Global Eğitim Zirvesi'nde Yaptıkları Konuşma

26.03.2016

Çok değerli katılımcılar,

Yurt dışından programımıza teşrif eden kıymetli misafirler,

Eğitim camiamızın değerli mensupları,

Hanımefendiler,

Beyefendiler;

Sizleri sevgiyle, saygıyla selamlıyor, bugün açılışını gerçekleştirdiğimiz Global Eğitim Zirvesi’nin başarılarla dolu olmasını temenni ediyorum.

Zirvenin ülkelerimiz, eğitim dünyamız, öğretmen ve öğrencilerimiz için hayırlara vesile olmasını diliyorum.

Geleceğin Eğitimi Derneğimizin kıymetli yöneticilerini böylesine önemli, böylesine anlamlı bir zirveyi tertip ettikleri için gönülden tebrik ediyorum. Destekleriyle zirvenin düzenlenmesine katkı sunan bakanlıklarımıza, belediyelerimize, üniversitelerimize, diğer kurum ve kuruluşlarımıza ayrıca teşekkür ediyorum.

İki gün boyunca akademik çalışmalarıyla, tebliğleriyle, tecrübe ve birikimleriyle dinleyicileri aydınlatacak tüm katılımcılara, özellikle de yurt dışından gelen bakanlara, misafir eğitimcilere şahsım ve milletim adına şükranlarımı sunuyorum.

Bu tür uluslararası organizasyonlar farklı ülkelerin deneyimlerini öğrenmek, onlardan istifade etmek bakımından çok büyük önem arz ediyor. Milli Eğitim eski Bakanımız Nimet Baş Hanımefendinin öncülüğünde kurulan Geleceğin Eğitimi Derneği’nin organizasyonun bu açıdan büyük bir boşluk dolduracağına inanıyorum.

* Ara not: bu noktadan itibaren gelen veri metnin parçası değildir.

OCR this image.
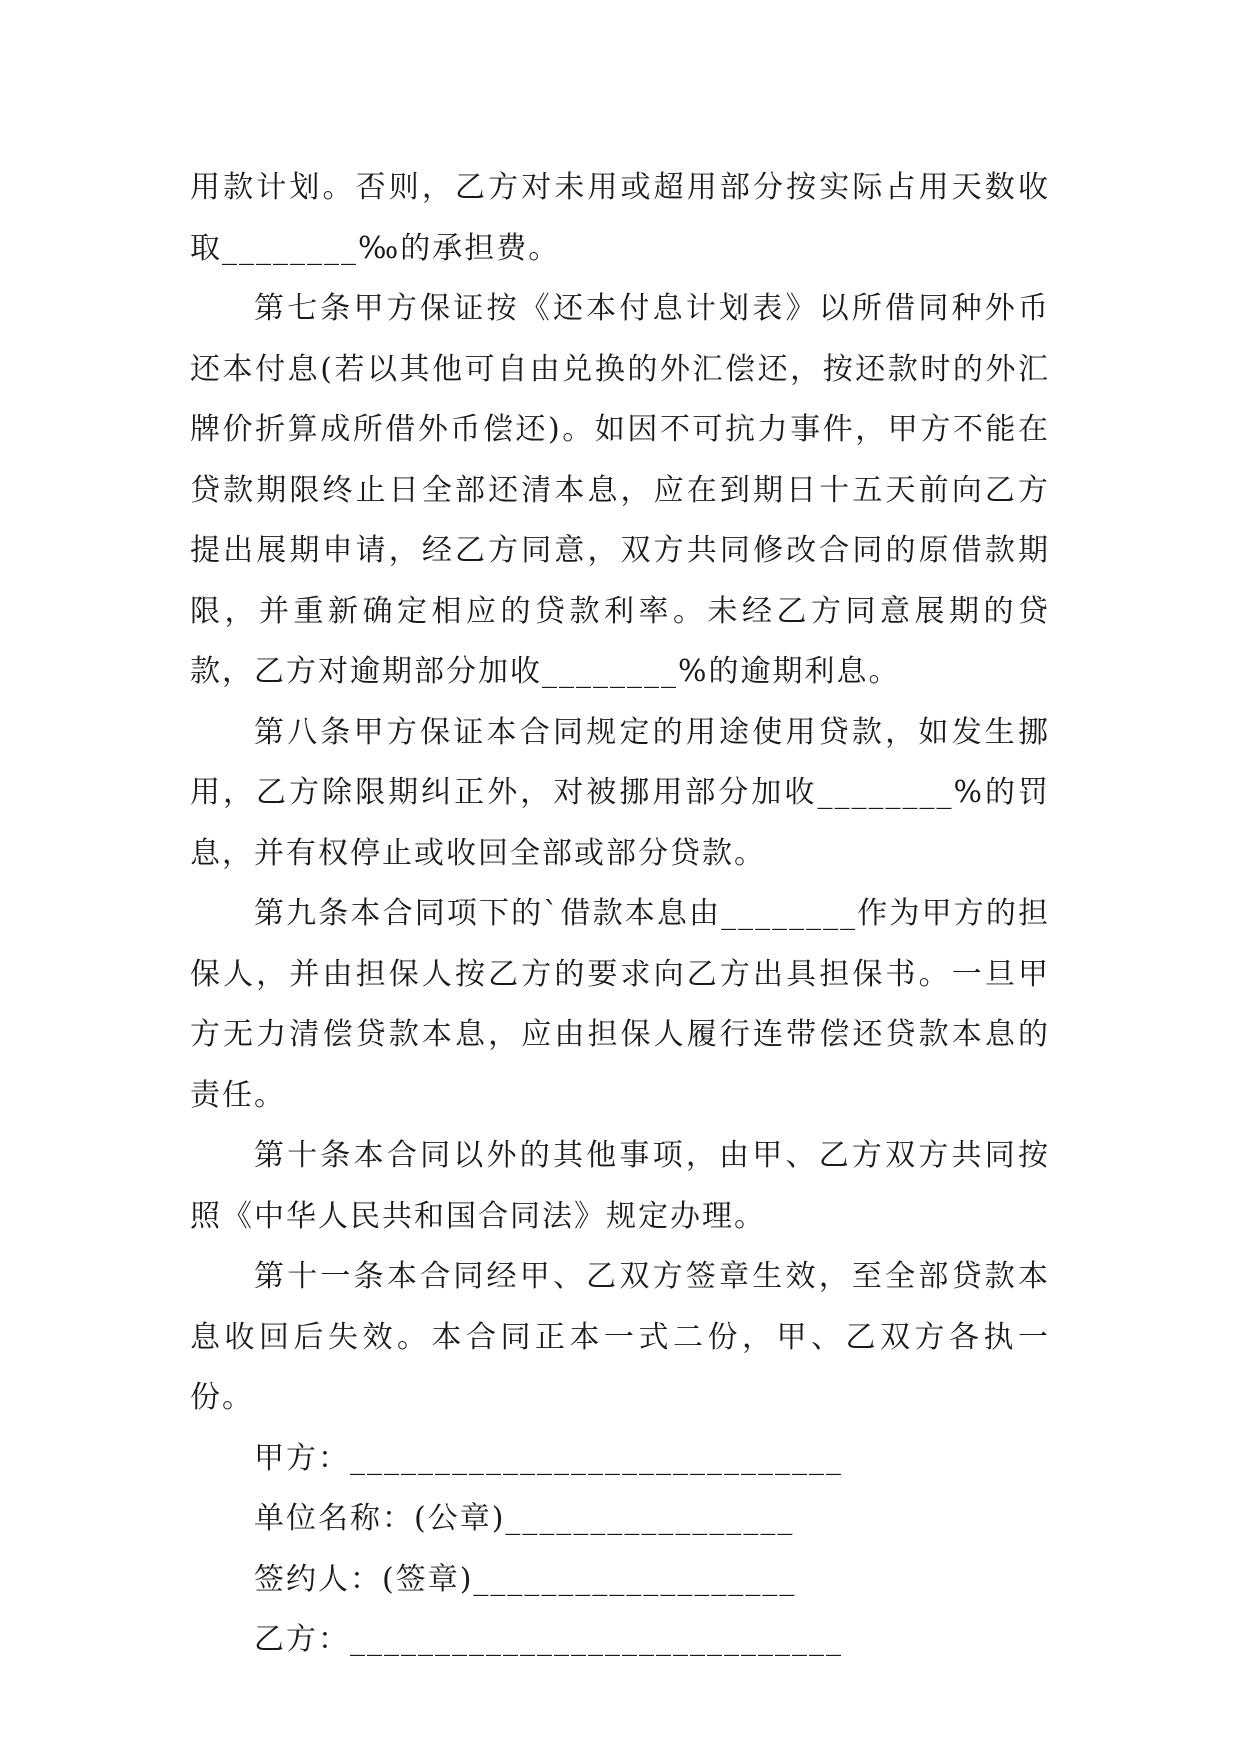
用款计划。否则，乙方对未用或超用部分按实际占用天数收取________‰的承担费。

第七条甲方保证按《还本付息计划表》以所借同种外币还本付息(若以其他可自由兑换的外汇偿还，按还款时的外汇牌价折算成所借外币偿还)。如因不可抗力事件，甲方不能在贷款期限终止日全部还清本息，应在到期日十五天前向乙方提出展期申请，经乙方同意，双方共同修改合同的原借款期限，并重新确定相应的贷款利率。未经乙方同意展期的贷款，乙方对逾期部分加收________%的逾期利息。

第八条甲方保证本合同规定的用途使用贷款，如发生挪用，乙方除限期纠正外，对被挪用部分加收________%的罚息，并有权停止或收回全部或部分贷款。

第九条本合同项下的`借款本息由________作为甲方的担保人，并由担保人按乙方的要求向乙方出具担保书。一旦甲方无力清偿贷款本息，应由担保人履行连带偿还贷款本息的责任。

第十条本合同以外的其他事项，由甲、乙方双方共同按照《中华人民共和国合同法》规定办理。

第十一条本合同经甲、乙双方签章生效，至全部贷款本息收回后失效。本合同正本一式二份，甲、乙双方各执一份。

甲方：_____________________________

单位名称：(公章)_________________

签约人：(签章)___________________

乙方：_____________________________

Derneğin ülkemizde eğitim yönetimi alanında ki buna ben bir şey daha ilave edeyim, eğitim-öğretim noktasındaki ihtiyacı hissedilen faaliyetlere katkı sunmasının yanında, Türkiye’nin son 13 yılda eğitim-öğretim konusunda elde ettiği tecrübeleri diğer bölge ülkeleriyle paylaşmasını da önemli görüyorum.

Zirve süresince ortaya konacak fikirlerin, dile getirilecek projelerin ülkemizin eğitim sisteminin daha da gelişmesine, yenilenmesine vesile olacağına inanıyorum.

Değerli dostlarım;

Dünyamızın akıl almaz bir hızla değiştiği, yeni iletişim ve ulaşım araçlarının sınırları kaldırdığı bir dönemin içerisindeyiz. Teknolojik gelişmeler hayatımızın her alanını etkiliyor ve onu kökten değişime zorluyor. Şüphesiz bu değişim baskısının en fazla hissedildiği alanlardan birisi eğitim. Bizim bu değişim dalgasının önünde durmak, ona engel olmak gibi bir imkânımız da, niyetimiz de olamaz, zaten böyle bir şey de mümkün değil. Fakat bizim değişimi yönlendirmek, onu toplumumuzun faydasına olacak şekilde kanalize etmek gibi bir mesuliyetimizin, sorumluluğumuzun olduğuna inanıyorum. Kendi değerleriyle, kültürüyle, toplumsal dinamikleriyle barışık bir değişim sürecini idare etmek, meseleye bu şekilde yaklaşmak durumundayız. Bu sadece devlet kurumlarının değil aynı zamanda üniversitelerin, okulların, sivil toplum kuruluşlarının da görevidir. Devlet değişimin bir gereği olarak yenilikleri, yeni eğitim modellerini ve teknolojiyi çocuklarımıza sunmak, bunun altyapısını onlara sağlamak zorundadır, bu devletin görevidir. Bununla birlikte çocuklarımızın kendilerine, ailelerine, çevrelerine, en önemlisi bizi biz yapan değerlere karşı yabancılaşmalarına da mani olmamız gerekiyor. Burada gözetilmesi gereken çok hassas bir denge vardır. Çünkü bir şeyin yeni olması, onu sorgulamadan, teraziye koymadan, herhangi bir süzgeçten geçirmeden alıp uygulamamız anlamına gelmez, gelmemelidir. Yeni olan her şey iyi ve faydalıdır, eski olan her şey kötü ve zararlıdır gibi yaklaşımı kabul etmemiz mümkün değildir. Çünkü böyle bir yaklaşım sadece ne üretir? Sorun üretir.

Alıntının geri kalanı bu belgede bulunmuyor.